A brief introduction to the life of Josephine Butler

Josephine Elizabeth Grey was born in Northumberland in 1828, to a wealthy and prominent family. Educated at home in English and Italian literature and the works of the Church Fathers, she was also strongly influenced by her father’s passion for social reform and hatred of injustice. When she married George Butler, then a tutor at Oxford, in 1852, she found a like mind, and together over the course of their lives they supported the abolition of slavery, showed concern for the socially disadvantaged, and argued for better rights for marginalized women.

Living first at Oxford, then at Cheltenham College, the Butlers had four children, the youngest of whom, Eva, died at the age of six after falling from the banisters at the top of their stairs. Her daughter’s death left a deep scar in Josephine Butler, and it was particularly in the aftermath of this tragedy that she appears to have turned more to social campaigning on behalf of prostitutes, and promoting education and moral reform.

The family moved to Liverpool in 1866 when George, who was by then ordained in the Church of England, was invited to become the new headmaster of Liverpool College. Still suffering from grief and from the depression which would recur throughout her life, Josephine threw herself into working with women in the local workhouse, hoping, as she wrote, to “find some pain keener than my own – to meet with people more unhappy than myself.” She had no clear plan, other than to help: “my sole wish,” she explained, “was to plunge into the heart of some human misery, and to say (as I now knew I could) to afflicted people, “I understand. I, too, have suffered.” As a result of rescuing many young girls from the workhouse, and either finding them homes or taking them into her own household, Josephine worked to set up her own refuge, believing it to be a divine calling.

Josephine Butler’s practical work fed into her own writing, and her first published article, The Education and Employment of Women, was followed by Women’s Work and Women’s Culture. In 1867, having met Anne Jemima Clough, sister of the poet A.H.Clough, she began campaigning for better educational provision for women, becoming president of the North of England Council for the Higher Education of Women. Despite her own ill-health, she also travelled to Cambridge to persuade the University to allow women’s admission to study there, and to set up a college (Newnham College) exclusively for women.

After a tour of Switzerland in 1869, intended to improve her health, Josephine became aware of European policies designed to regulate prostitution, and of Britain’s own recently passed Contagious Diseases Acts of 1864, 1866, and 1869. These laws, which effectively legalized the sex trade, sought to control the spread of sexually transmitted diseases in the army and navy and required all women living near garrison towns and naval ports to submit to registration and regular internal examination. In 1870 Josephine became leader of the Ladies National Association for the Repeal of the Contagious Diseases Act, arguing against the presumption of guilt on the part of the women, and seeking instead both to question the morality of the men involved and to bring them to account for their behaviour. She travelled the country, speaking with incredible force and passion, sometimes putting herself in danger, surprising many with her candour on the taboo subjects of prostitution and sexual morality. Her husband supported her campaigns, despite warnings that it would damage his academic career.

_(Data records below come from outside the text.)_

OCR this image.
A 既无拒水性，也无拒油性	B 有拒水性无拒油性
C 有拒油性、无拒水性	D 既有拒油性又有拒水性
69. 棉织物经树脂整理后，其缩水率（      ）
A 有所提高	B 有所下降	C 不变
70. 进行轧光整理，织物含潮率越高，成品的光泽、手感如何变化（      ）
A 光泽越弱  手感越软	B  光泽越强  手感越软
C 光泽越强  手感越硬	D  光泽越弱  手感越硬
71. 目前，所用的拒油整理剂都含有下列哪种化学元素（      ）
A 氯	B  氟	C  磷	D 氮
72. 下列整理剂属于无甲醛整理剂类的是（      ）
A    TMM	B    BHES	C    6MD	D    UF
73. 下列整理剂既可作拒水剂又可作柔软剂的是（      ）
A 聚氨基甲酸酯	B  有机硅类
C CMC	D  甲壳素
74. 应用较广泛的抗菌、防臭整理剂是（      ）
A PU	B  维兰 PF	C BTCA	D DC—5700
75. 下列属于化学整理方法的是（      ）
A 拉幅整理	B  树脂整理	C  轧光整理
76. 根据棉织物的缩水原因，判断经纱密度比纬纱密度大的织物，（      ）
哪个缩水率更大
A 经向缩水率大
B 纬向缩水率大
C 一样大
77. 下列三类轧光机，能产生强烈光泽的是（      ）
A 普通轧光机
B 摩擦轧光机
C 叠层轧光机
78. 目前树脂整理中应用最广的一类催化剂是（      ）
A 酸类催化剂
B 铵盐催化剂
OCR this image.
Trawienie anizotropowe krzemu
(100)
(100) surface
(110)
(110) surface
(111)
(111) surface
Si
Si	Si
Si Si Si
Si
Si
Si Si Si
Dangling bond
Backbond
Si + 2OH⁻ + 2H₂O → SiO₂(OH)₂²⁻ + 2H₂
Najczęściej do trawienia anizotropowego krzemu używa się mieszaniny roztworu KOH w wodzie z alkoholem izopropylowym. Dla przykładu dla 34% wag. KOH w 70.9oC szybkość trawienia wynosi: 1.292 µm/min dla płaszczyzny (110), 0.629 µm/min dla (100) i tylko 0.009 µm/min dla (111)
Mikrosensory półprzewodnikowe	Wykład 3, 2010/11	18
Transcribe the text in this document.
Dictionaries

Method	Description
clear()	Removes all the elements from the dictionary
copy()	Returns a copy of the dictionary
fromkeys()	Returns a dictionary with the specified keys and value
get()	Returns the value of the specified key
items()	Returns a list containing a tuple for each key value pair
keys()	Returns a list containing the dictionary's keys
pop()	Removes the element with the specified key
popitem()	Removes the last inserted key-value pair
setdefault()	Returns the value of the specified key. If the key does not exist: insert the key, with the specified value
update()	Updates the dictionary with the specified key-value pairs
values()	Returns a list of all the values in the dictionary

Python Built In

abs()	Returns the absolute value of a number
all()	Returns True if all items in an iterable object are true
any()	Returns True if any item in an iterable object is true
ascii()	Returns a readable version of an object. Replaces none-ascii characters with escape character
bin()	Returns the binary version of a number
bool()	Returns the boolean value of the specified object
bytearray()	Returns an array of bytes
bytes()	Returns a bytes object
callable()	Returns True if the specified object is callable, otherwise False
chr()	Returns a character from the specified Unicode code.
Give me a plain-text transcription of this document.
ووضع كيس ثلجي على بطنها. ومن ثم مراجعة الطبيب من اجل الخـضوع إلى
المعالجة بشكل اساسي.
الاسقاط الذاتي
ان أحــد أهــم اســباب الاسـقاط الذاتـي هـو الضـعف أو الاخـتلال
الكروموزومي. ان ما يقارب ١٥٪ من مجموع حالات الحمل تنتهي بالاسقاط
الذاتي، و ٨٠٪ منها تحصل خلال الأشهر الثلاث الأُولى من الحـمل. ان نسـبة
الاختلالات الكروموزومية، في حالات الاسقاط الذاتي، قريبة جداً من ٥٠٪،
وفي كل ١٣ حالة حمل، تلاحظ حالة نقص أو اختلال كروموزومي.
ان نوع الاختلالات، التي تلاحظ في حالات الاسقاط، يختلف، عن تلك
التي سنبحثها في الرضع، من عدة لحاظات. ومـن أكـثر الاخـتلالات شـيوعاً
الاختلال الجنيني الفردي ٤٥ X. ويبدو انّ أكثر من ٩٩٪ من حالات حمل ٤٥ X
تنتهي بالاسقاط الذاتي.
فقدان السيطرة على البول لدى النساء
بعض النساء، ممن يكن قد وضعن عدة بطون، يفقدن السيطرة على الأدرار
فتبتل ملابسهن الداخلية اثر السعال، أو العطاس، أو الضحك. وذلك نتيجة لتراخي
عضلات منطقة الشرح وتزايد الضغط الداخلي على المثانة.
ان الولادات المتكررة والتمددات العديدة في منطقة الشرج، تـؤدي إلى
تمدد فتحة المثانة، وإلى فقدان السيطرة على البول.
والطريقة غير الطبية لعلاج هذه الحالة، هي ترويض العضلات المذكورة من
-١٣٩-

George and Josephine moved to Winchester in 1882 where he took up a canonry at the cathedral. Josephine had soon opened up a new House of Rest for women who temporarily needed care and shelter, and continued her campaigning work, offending both Church of England members by her outspokenness, and atheists among the repeal movement by her strong faith. But Parliament did finally repeal the contagious Diseases Acts in 1886, and laws which in effect also enslaved women into prostitution in Switzerland, Holland, Norway, France, and Italy were similarly repealed or reformed because of her influence.

In March 1890, after a few years of ill health, during which he was faithfully cared for by his wife, George Butler died. Josephine, herself still in poor health, settled in London, but continued travelling to see family, and to campaign in Switzerland and Italy. She also wrote a biography of George, a Life of St Catherine of Siena (1898), various tracts,and her own memoirs, Personal Reminiscences of a Great Crusade (1896). Unsettled and often lonely, struggling with the deaths of her sister, brother-in-law, and others close to her, as well as with her own weakness and insomnia, she moved to live with her son George on his estate at Galewood in Northumberland, where, on Sunday 30th December 1906, she died. She was buried nearby at the little church in Kirknewton on January 3rd 1907.

Although Millicent Fawcett described Josephine Butler as “the most distinguished woman of the Nineteenth Century” she has not perhaps been as widely known as she deserves. Her major political impact in securing the repeal of the Contagious Diseases Acts, her work in improving education for women, and her personal support for women on the edges of society, all made her a major force for social change in this period. An enduring example of Christian social radicalism, she is also a model of a pioneering feminist, daring to speak out publicly, and to seek equal rights for women of all classes and in all social situations.



Jane Jordan, Josephine Butler (London: John Murray, 2001).

Ingrid Sharp and Jane Jordan, eds., Diseases of the Body Politic: Josephine Butler and the Prostitution Campaigns (London: Routledge, 2002).